Grote hoogte
Doordat het leefgebied van de chinchilla (het Andesgebergte in Zuid-Amerika) een grote variatie in hoogte met zich meebracht, is dit van grote invloed geweest op het ontstaan van de drie verschillende types chinchilla’s. De hoogtes varieerden namelijk van zeespiegel niveau tot wel 4500 meter hoog.
Costina
De eerste en tevens kleinste chinchilla soort is de Costina. Deze kon men vinden op zeeniveau. Naast het kleine formaat in lengte is deze soort tevens de smalste van de drie types.
Met zijn spitse neusje en lange smalle oortjes is deze soort gemakkelijk te onderscheiden. Daarnaast heeft de Costina een opvallende blauwachtige vacht met weinig tot geen volume.
In de leefomgeving van deze soort was voldoende water te vinden om te drinken en genoeg groene beplanting om als voedsel te voorzien. Het klimaat was er warm, wat mede heeft geleid tot de dunne, volume loze vacht.
Lanigera
De tweede en tevens bekendste chinchilla soort is de Lanigera. Levend op zo’n 3000 meter hoogte is de vacht van deze soort, ten opzichte van de Costina, wat langer, voller en minder blauw. Een vrij logisch gevolg van de wat zwaardere leefomstandigheden. De koude nachten en vrij hete dagen vergen natuurlijk een ander soort pels. Verder is de Lanigera chinchilla wat ronder gebouwd en heeft wat kleinere oortjes.

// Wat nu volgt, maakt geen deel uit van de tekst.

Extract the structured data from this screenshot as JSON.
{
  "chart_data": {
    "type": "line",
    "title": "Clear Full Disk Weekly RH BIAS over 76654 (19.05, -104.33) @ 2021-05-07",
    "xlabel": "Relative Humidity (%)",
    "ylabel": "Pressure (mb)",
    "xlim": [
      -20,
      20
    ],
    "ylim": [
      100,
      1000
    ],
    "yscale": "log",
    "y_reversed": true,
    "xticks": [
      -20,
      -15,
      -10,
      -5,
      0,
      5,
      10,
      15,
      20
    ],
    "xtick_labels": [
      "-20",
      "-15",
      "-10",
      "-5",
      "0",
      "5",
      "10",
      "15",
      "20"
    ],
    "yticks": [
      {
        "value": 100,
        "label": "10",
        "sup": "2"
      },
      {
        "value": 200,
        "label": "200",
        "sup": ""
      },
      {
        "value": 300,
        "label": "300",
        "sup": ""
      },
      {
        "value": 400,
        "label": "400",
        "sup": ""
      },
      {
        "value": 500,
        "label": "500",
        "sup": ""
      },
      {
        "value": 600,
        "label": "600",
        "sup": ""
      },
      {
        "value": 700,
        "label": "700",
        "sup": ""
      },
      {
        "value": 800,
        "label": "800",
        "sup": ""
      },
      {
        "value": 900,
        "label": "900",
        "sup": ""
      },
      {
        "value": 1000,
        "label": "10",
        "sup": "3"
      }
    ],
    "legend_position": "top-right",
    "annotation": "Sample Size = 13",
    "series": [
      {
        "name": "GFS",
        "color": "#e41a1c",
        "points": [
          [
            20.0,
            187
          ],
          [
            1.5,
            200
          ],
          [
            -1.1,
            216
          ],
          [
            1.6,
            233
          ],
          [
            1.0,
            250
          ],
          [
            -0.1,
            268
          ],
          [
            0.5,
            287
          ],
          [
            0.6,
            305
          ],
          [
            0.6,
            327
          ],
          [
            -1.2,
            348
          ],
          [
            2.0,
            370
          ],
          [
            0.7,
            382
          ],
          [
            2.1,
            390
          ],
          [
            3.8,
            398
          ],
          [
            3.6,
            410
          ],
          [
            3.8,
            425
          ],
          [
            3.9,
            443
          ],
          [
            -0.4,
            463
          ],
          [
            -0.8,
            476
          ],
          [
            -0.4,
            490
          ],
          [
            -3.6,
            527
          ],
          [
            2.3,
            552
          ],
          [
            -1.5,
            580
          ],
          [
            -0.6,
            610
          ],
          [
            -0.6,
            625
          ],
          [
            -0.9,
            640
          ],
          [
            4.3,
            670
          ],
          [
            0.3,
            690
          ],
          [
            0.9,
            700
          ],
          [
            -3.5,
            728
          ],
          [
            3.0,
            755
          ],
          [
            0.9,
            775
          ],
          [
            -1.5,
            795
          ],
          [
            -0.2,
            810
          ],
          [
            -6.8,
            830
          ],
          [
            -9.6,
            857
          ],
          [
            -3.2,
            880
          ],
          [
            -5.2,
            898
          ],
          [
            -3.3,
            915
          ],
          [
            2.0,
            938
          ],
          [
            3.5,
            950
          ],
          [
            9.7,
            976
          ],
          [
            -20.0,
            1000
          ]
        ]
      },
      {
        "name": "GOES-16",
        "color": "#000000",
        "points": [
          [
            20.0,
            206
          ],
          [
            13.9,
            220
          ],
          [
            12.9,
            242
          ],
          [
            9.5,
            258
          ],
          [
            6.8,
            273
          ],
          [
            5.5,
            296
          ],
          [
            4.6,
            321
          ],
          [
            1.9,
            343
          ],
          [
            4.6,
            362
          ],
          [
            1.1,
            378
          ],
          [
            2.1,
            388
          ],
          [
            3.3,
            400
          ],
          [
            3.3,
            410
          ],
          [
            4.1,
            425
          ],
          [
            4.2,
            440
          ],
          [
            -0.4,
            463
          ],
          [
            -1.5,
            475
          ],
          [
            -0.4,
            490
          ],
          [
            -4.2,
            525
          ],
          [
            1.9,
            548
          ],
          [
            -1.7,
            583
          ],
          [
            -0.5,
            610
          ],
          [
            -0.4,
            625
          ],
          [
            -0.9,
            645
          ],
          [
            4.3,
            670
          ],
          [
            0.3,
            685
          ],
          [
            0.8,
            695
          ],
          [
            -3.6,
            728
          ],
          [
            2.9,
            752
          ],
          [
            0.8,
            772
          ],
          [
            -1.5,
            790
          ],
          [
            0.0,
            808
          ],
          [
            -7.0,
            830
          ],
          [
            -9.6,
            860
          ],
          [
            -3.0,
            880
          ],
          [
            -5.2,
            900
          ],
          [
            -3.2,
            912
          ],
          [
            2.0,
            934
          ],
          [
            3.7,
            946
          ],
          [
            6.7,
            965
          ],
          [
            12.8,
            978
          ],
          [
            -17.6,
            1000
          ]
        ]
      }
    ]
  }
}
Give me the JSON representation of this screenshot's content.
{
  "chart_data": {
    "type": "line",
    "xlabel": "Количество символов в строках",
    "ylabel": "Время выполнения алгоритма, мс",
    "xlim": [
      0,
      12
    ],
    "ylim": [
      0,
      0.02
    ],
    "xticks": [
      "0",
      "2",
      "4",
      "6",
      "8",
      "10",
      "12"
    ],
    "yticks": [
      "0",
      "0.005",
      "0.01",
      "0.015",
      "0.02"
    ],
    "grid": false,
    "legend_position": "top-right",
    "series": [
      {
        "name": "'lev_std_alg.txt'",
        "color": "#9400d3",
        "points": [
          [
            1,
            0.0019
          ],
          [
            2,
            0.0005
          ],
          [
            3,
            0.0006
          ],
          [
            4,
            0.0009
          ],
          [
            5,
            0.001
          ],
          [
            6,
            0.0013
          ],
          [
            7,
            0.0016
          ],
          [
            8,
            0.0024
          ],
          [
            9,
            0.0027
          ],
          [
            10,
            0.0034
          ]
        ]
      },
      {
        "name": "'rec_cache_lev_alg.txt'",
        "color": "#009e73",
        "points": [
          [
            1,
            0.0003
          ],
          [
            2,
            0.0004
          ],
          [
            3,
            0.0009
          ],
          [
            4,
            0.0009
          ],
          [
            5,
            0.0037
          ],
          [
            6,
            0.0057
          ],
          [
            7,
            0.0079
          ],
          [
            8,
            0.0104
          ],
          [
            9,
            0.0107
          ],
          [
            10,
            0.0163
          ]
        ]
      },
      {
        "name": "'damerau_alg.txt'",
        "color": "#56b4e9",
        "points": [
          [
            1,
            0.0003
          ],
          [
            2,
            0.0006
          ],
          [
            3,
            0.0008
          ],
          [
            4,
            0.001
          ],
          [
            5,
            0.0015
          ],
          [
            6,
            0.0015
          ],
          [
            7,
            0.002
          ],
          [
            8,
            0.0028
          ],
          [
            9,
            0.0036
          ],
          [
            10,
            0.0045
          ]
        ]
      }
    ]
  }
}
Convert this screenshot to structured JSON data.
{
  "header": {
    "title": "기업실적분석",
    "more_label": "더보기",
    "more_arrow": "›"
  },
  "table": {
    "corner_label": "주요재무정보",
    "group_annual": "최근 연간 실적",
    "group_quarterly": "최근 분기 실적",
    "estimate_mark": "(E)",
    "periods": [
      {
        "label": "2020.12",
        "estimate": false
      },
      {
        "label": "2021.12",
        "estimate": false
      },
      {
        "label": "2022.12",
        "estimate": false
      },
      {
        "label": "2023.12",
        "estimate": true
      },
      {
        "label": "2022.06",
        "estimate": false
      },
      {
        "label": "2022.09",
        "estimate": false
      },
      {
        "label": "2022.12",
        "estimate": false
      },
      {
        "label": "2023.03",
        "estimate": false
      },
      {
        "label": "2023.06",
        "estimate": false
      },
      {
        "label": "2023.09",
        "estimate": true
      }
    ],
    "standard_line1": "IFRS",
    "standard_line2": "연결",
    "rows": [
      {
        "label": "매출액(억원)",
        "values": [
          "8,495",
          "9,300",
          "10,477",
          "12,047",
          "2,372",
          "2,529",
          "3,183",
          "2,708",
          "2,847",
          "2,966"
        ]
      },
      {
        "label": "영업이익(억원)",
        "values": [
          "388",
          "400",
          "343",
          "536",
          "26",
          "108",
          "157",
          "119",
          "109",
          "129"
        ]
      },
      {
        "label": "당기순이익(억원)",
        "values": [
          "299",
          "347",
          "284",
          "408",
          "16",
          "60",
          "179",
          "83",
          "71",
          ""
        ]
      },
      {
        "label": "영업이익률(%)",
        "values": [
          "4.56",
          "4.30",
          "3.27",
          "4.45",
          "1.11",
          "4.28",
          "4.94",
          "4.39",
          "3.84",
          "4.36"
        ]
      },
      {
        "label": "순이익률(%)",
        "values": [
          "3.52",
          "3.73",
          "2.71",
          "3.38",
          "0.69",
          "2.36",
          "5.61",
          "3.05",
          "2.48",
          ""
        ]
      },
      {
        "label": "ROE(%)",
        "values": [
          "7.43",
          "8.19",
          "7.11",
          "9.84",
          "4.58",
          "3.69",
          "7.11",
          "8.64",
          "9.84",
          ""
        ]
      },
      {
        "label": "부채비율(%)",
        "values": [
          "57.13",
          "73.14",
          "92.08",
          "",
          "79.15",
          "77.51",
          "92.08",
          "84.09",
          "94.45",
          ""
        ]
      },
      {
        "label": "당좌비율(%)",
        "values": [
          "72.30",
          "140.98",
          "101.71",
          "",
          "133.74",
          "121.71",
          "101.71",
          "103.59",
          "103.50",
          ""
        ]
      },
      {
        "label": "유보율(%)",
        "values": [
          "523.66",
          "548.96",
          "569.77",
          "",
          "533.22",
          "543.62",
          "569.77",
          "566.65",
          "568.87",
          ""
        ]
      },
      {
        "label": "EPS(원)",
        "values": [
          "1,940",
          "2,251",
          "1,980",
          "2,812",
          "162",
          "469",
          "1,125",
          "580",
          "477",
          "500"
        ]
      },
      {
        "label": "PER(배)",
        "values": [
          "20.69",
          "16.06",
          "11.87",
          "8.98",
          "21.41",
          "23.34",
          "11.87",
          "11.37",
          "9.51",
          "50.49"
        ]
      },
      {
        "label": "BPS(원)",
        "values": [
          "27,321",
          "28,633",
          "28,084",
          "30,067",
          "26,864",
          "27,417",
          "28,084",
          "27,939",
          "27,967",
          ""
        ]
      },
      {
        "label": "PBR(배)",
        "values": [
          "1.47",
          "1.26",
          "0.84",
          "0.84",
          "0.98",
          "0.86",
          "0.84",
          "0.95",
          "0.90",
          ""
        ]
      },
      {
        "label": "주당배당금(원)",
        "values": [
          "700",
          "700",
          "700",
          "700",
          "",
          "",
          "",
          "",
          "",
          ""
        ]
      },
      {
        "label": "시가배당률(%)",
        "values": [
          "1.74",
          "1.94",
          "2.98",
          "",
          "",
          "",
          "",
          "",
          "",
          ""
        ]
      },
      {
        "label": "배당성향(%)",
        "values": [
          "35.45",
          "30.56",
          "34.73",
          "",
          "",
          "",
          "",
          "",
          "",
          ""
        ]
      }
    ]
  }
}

Op deze hoogte in het Andesgebergte kon er soms wel jaren geen neerslag vallen. Om te hydrateren dronken de Lanigera chinchilla’s dan ook condens en cactus sap. Hun voornaamste bron van voedsel waren grassen, kruiden en bessen.
Brevicadata
De grootste chinchilla soort van allemaal is de Brevicadata. Deze soort leefde helemaal bovenin het Andesgebergte op zo’n 4500 meter hoogte.
De extreme kou heeft er toe geleid dat deze chinchilla soort kleine oortjes had, wat voorkwam dat ze zouden afvriezen. Het neusje van de Brevicadata is rond en de staart is kort.
De vacht was erg lang en vrij bruin van kleur. De leefomstandigheden welke dit gebied met zich meebracht was op zijn zachts gezegd streng en guur. Een dikke wintervacht was dus een logische vereiste voor deze wollige chinchilla soort.
Een groot verschil met de andere twee soorten is de draagtijd van de jongen van de Brevicadata. De draagtijd bedraagt maar liefst 128 dagen, tegenover de +/- 111 dagen van de andere twee chinchilla soorten.
Diverse kleuren
Door het onderling fokken van deze soorten door de eeuwen heen zijn er tegenwoordig diverse kleuren chinchilla’s. Zo zijn er nu zwarte, witte, bruine en grijze soorten te verkrijgen en het is zelfs mogelijk dat een chinchilla meerdere kleuren heeft.
Nog een bijzonder detail is tevens dat twee witte chinchilla’s niet met elkaar kunnen paren. Althans, dit zal niet leiden tot gezonde, levensvatbare nakomelingen. Dit geldt eveneens voor de velvet chinchilla’s.